ABQ BioPark unveils Children’s Fantasy Garden redesign for summer overhaul
Families have one last summer to visit the Children’s Fantasy Garden before it closes Sept. 8 for a $5.5 million overhaul with new climbing play, a troll forest and better access.

The current Children’s Fantasy Garden will close Sept. 8, giving Bernalillo County families one last summer to see the version that has delighted visitors since 2001 before ABQ BioPark begins a $5.5 million overhaul.
The redesign aims to keep the garden’s whimsical, nature-based feel while replacing aging features and improving accessibility. Hundreds of Albuquerque families, children and community members helped shape the concept, which centers on an immersive mythical world rather than a simple decorative display.
The new design adds a dreamland theme, a troll forest, a rainbow road, a geode-style pumpkin, climbing structures inside the castle and a dragon that may be repainted purple. The goal is to make the space feel more active for children and parents.

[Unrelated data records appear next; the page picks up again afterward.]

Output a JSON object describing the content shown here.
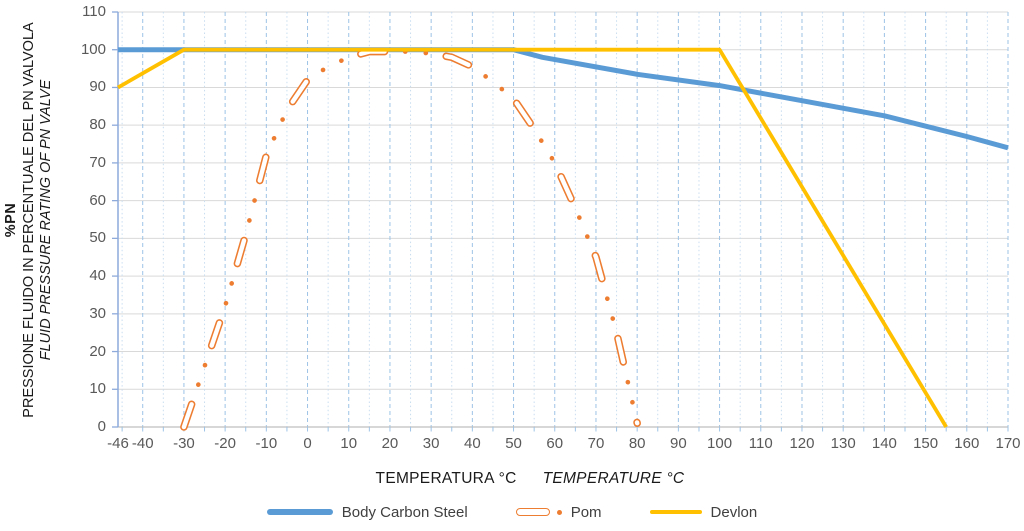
{
  "chart_data": {
    "type": "line",
    "title": "",
    "x_axis": {
      "label_it": "TEMPERATURA °C",
      "label_en": "TEMPERATURE °C",
      "ticks": [
        -46,
        -40,
        -30,
        -20,
        -10,
        0,
        10,
        20,
        30,
        40,
        50,
        60,
        70,
        80,
        90,
        100,
        110,
        120,
        130,
        140,
        150,
        160,
        170
      ],
      "lim": [
        -46,
        170
      ],
      "minor_gridline_step": 5
    },
    "y_axis": {
      "pn_label": "%PN",
      "label_it": "PRESSIONE FLUIDO IN PERCENTUALE DEL PN VALVOLA",
      "label_en": "FLUID PRESSURE RATING OF PN VALVE",
      "ticks": [
        0,
        10,
        20,
        30,
        40,
        50,
        60,
        70,
        80,
        90,
        100,
        110
      ],
      "lim": [
        0,
        110
      ]
    },
    "grid": true,
    "legend_position": "bottom",
    "series": [
      {
        "name": "Body Carbon Steel",
        "color": "#5B9BD5",
        "style": "solid",
        "points": [
          [
            -46,
            100
          ],
          [
            50,
            100
          ],
          [
            57,
            98
          ],
          [
            80,
            93.5
          ],
          [
            100,
            90.5
          ],
          [
            120,
            86.5
          ],
          [
            140,
            82.5
          ],
          [
            160,
            77
          ],
          [
            170,
            74
          ]
        ]
      },
      {
        "name": "Pom",
        "color": "#ED7D31",
        "style": "long-dash-dot-dot",
        "points": [
          [
            -30,
            0
          ],
          [
            -25,
            16
          ],
          [
            -20,
            32
          ],
          [
            -15,
            51
          ],
          [
            -10,
            72
          ],
          [
            -5,
            84
          ],
          [
            0,
            92
          ],
          [
            5,
            95.5
          ],
          [
            10,
            98
          ],
          [
            15,
            99.5
          ],
          [
            20,
            99.5
          ],
          [
            25,
            99.5
          ],
          [
            30,
            99
          ],
          [
            35,
            98
          ],
          [
            40,
            95.5
          ],
          [
            45,
            91.5
          ],
          [
            50,
            87
          ],
          [
            55,
            79
          ],
          [
            60,
            70
          ],
          [
            65,
            58
          ],
          [
            70,
            45
          ],
          [
            75,
            25
          ],
          [
            80,
            1
          ]
        ]
      },
      {
        "name": "Devlon",
        "color": "#FFC000",
        "style": "solid",
        "points": [
          [
            -46,
            90
          ],
          [
            -30,
            100
          ],
          [
            100,
            100
          ],
          [
            155,
            0
          ]
        ]
      }
    ]
  },
  "colors": {
    "series_blue": "#5B9BD5",
    "series_orange": "#ED7D31",
    "series_yellow": "#FFC000",
    "grid_horizontal": "#D9D9D9",
    "grid_major_vertical": "#9DC3E6",
    "grid_minor_vertical": "#C9DDF0",
    "axis_y_line": "#8EAADB",
    "axis_x_line": "#BFBFBF",
    "tick_text": "#595959",
    "title_text": "#1A1A1A",
    "legend_text": "#404040"
  }
}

The closure begins a major construction period for the ABQ BioPark Botanic Garden’s Children’s Fantasy Garden. The Botanic Garden opened in 1996 and covers 32 acres, and the Children’s Fantasy Garden has been part of that landscape for more than 20 years. The current garden has included a dragon with smoke effects and a water feature inspired by Barcelona’s Parque Güell.
The project is being paid for with Albuquerque’s voter-approved 1/8-cent gross receipts tax, which went into effect in July 2016. City budget documents listed the garden renovation at about $5 million in a 2024 annual report draft, but the final estimate has risen to $5.5 million as the design matured. The broader funding cycle runs through 2031 and is still supporting major improvements at the zoo, botanic garden and aquarium.

The city’s current target is to reopen the Children’s Fantasy Garden in summer 2028.